314 Action grew out of a PAC that supported many of those candidates, and will be looking to its 75,000 donors to help identify scientists who might be cut out for the world of politics. Its board of directors has scientists, including world-renowned climate researcher Michael E. Mann, as well as political veterans, such as Joe Trippi, who ran the Howard Dean presidential campaign and regularly consults on campaigns at all levels of government. On March 14, it'll hold a webinar for scientists to talk them through basic campaign structure, communications and messaging strategies, and money-raising processes.
Trippi told me he hopes 314 Action will be similar to other organizations that help increase the representation of veterans, women, and minorities in politics.
"What we're finding is there's a feeling among scientists that they've got to do something now"

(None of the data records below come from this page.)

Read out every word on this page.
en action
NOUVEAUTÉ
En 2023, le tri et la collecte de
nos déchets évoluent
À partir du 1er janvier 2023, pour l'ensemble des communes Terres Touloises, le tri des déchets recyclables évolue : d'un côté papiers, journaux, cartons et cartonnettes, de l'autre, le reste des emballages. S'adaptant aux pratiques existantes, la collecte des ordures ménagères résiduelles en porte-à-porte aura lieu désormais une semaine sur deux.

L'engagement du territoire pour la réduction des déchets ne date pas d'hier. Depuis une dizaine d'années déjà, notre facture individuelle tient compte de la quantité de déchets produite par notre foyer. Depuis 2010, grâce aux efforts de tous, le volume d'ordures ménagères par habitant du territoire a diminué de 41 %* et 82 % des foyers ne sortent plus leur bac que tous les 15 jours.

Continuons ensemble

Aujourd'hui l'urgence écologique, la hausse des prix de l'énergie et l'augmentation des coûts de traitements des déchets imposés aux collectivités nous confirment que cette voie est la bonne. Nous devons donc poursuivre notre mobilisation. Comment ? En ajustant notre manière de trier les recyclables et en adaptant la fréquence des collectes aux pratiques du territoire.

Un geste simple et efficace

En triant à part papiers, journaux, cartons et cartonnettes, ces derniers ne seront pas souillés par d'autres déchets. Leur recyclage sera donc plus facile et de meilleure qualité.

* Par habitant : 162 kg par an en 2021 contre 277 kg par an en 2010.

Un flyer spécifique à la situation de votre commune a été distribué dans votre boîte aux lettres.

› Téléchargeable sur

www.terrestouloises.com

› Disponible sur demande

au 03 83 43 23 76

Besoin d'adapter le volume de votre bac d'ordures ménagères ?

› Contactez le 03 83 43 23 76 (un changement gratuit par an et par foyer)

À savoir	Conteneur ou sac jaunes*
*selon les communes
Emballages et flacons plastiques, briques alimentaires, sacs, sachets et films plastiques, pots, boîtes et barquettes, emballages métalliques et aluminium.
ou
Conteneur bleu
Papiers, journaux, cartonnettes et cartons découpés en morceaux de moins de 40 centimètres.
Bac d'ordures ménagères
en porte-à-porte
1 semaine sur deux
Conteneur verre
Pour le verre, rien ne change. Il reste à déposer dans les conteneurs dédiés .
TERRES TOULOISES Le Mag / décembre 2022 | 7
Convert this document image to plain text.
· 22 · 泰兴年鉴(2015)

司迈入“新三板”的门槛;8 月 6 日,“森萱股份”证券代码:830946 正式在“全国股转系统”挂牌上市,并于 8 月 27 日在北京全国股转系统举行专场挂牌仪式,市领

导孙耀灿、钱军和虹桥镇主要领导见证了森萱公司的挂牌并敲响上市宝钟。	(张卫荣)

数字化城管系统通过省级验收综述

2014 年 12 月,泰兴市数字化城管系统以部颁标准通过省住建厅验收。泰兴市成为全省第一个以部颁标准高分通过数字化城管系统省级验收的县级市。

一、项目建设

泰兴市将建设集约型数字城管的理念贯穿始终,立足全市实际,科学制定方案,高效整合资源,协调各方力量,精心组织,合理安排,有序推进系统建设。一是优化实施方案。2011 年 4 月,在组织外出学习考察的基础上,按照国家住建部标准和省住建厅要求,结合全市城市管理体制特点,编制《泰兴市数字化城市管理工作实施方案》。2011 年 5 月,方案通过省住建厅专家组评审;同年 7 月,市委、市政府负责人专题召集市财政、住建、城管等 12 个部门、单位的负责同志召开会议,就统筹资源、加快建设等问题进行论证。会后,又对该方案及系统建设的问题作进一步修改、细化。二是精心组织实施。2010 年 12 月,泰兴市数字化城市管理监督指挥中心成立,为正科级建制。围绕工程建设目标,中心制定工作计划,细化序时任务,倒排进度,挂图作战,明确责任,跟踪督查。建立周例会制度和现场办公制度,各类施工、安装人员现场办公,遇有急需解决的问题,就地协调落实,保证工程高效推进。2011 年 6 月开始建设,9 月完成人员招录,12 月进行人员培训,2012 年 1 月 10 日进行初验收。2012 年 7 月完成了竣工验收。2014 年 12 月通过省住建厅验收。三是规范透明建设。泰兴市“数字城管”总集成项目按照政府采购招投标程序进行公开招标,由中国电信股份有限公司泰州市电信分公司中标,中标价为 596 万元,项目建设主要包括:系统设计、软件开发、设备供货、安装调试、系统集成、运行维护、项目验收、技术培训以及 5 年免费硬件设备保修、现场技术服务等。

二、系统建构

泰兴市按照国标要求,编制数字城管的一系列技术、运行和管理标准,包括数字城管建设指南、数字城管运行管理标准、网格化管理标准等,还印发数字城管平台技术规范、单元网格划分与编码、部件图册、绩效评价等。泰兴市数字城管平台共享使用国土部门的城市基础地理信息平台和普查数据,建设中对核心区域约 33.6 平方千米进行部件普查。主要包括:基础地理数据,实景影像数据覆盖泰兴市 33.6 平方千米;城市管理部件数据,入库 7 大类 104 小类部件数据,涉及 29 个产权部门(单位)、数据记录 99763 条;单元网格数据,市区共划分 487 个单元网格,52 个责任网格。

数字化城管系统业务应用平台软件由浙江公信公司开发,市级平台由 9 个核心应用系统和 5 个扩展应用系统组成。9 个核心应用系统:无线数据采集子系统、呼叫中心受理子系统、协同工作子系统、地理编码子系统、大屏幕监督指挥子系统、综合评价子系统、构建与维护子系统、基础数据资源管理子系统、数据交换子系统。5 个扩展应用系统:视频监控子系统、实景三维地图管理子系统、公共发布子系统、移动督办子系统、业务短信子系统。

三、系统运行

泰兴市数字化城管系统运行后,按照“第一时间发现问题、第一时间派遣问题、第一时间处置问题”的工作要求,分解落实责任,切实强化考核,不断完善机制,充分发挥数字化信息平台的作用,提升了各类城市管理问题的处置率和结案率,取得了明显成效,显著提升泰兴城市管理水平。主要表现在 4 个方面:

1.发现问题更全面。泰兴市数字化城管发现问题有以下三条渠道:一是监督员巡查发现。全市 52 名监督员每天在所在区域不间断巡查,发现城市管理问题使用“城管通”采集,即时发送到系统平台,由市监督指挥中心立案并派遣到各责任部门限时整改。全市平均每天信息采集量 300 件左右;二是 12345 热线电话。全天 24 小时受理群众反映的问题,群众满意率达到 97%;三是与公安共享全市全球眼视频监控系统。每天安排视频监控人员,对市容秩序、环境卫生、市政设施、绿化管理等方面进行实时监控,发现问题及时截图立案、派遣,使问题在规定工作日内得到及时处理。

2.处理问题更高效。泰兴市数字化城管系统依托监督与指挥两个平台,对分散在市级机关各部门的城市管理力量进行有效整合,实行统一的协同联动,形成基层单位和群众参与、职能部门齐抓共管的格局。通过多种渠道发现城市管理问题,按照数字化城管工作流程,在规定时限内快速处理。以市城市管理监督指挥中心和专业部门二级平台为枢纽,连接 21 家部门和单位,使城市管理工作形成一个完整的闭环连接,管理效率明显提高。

"I haven't met a lot of scientists that have harbored personal ambitions to run for office, which is something we saw with a lot of Iraq veterans initially," he said. "But you see organizations recruiting and finding vets who are interested, and you're seeing a lot of success there. I think that can be replicated."
The time may be right to make this push, as many scientists feel like a Trump administration could put the work of government scientists at risk, and marginalize the work of climate and environmental scientists. If scientists don't speak up for themselves politically, who will?
"What we're finding is there's a feeling among scientists that they've got to do something now," Trippi said. "I think there's a real sense of alarm that says it's going to have to take political leadership to make the case for science, we can't just make it from the lab."